Yes I know it's plate spinning. I prefer juggling.

Asking myself: if I weren't doing this what would I be doing?

Far from cut and dry because I know that even if I weren't doing "this" I'd still be writing: it's such a part of me at this point - as one friend somewhat dismissively said of me, I always have something creative going on - whether I'm any good or not, that it would be akin to stopping breathing – or at least holding my breath.

But maybe the "this" is the caring about the gaining ideas, about the things outside of my control, a perpetual, plaguing "this," wrangling the cats, etc etc. Weary weary.

(Common theme over course of life, of career.)
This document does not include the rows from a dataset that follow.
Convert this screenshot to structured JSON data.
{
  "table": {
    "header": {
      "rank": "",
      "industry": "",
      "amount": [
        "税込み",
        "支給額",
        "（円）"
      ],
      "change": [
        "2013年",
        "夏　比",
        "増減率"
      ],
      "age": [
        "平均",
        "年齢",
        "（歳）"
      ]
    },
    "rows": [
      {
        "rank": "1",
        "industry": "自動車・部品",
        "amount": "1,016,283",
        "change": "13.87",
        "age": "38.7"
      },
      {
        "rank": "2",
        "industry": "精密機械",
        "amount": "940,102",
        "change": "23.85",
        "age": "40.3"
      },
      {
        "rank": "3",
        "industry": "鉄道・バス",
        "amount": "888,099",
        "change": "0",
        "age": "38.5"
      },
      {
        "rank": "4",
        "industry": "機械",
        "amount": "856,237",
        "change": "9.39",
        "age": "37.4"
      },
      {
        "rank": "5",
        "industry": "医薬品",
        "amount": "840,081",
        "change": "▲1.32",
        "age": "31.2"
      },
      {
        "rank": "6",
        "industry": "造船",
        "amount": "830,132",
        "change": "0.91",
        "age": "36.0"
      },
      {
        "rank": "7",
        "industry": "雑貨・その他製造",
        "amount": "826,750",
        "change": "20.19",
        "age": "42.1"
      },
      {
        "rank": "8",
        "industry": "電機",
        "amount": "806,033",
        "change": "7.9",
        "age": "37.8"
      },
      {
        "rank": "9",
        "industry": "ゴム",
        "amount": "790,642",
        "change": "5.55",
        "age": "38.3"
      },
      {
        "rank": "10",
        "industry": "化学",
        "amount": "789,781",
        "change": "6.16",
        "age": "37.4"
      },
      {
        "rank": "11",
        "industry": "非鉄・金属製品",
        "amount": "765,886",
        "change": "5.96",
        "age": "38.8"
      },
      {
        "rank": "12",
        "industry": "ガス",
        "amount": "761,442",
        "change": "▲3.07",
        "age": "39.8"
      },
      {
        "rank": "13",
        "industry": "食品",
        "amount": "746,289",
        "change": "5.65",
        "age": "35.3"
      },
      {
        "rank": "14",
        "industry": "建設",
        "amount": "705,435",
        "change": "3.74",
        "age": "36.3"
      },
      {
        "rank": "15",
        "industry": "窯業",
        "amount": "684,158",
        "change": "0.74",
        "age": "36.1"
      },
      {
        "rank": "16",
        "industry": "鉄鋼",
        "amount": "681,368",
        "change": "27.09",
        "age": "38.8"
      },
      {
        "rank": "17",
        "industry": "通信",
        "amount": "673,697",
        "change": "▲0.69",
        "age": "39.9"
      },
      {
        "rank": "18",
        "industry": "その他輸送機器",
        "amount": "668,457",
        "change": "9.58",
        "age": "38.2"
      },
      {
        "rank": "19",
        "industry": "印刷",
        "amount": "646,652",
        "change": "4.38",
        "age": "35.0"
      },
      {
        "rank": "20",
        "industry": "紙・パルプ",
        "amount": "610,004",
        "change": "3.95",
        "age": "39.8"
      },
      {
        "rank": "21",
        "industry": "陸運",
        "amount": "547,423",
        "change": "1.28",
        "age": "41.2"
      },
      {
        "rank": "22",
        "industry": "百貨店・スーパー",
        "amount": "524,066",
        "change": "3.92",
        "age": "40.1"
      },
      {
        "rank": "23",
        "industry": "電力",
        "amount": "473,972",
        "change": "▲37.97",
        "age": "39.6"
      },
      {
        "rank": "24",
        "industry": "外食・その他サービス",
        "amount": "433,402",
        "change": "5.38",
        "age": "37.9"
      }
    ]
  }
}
All of that, of the "this," however, has too become like breathing – more of an asthma, a chronic condition. Definitely want to retire from that part – but it'll take some doing. Any / all effort(s) – whatever form it/they may take: right now, considering moving second workchunk into the afternoon so I don't have such a long period of not actively doing The Work but my internal clock / habit seems to resist any shifting of worktime – towards "fuck it, write" will be worthwhile.

Oh, speaking of: Juggling continues. Think it will work - in spite of a morning spent staring (and ruminating).